Feinstein bill aims to combat organized crime, drug trafficking

S. 706 would establish a penalty for foreign drug traffickers who have reasonable cause to believe that illegal drugs will be trafficked into the United States, allowing the Justice Department to go after Colombian drug kingpins who use Mexican gangs as intermediaries to ship cocaine into the U.S.

“Since drug cartels are continually evolving, this legislation ensures that our criminal laws keep pace.” Grassley said. “This legislation closes a loophole abused by drug traffickers who intend for drugs to end up in the United States but supply them through an intermediary.”

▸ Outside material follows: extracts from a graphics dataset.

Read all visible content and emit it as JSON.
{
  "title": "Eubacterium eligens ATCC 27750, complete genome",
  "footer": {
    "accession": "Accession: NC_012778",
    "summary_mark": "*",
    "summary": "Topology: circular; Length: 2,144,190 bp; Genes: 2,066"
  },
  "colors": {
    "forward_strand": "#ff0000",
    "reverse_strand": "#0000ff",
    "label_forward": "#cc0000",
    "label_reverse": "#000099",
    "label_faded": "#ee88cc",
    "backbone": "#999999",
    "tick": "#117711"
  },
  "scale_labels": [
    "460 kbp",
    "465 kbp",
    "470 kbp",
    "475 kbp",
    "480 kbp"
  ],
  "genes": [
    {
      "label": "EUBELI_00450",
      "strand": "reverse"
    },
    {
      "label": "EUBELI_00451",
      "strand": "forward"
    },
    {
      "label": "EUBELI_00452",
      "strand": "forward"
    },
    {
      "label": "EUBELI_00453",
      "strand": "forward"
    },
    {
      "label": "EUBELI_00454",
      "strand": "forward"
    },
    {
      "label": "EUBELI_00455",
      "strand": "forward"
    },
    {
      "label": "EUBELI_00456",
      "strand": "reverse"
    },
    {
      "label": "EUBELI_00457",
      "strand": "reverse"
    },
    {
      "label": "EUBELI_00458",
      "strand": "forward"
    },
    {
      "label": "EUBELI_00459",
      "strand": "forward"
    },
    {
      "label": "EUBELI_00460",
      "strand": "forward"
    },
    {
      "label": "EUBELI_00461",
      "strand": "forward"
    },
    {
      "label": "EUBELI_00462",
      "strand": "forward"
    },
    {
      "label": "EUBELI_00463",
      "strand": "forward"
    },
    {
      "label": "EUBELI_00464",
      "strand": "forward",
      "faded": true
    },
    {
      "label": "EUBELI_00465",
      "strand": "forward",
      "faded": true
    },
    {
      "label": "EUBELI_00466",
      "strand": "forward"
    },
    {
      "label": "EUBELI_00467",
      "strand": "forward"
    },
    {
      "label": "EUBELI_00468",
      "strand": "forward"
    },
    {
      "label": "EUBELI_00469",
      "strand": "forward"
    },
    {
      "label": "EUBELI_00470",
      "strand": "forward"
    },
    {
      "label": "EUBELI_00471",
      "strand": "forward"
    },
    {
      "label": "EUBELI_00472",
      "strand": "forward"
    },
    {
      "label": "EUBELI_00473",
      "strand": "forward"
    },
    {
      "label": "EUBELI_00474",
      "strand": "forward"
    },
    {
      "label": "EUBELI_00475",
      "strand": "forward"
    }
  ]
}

In addition, the bill applies penalties to foreign chemical producers that illegally ship chemicals into the U.S. knowing they will be used to make illegal drugs, such as pseudoephedrine, which is used for methamphetamine. 

Feinstein and Grassley’s bill would also make a technical correction to the Counterfeit Drug Penalty Enhancement Act, which increased penalties for the trafficking of counterfeit drugs. The much-needed fix adds a “knowing” requirement so that U.S. pharmacists can be held criminally liable only if they knowingly sell counterfeit drugs. Under the bill that was signed into law by President Obama last year, a pharmacist could be charged with a federal felony for unknowingly selling counterfeit drugs. Feinstein said the “knowing” clause was unintentionally left out of the original bill last year.

Sens. Richard Blumenthal (D-Conn.), Heidi Heitkamp (D-N.D.), Amy Klobuchar (D-Minn.), Tom Udall (D-N.M.) and Ron Wyden (D-Ore.) are co-sponsoring the bill.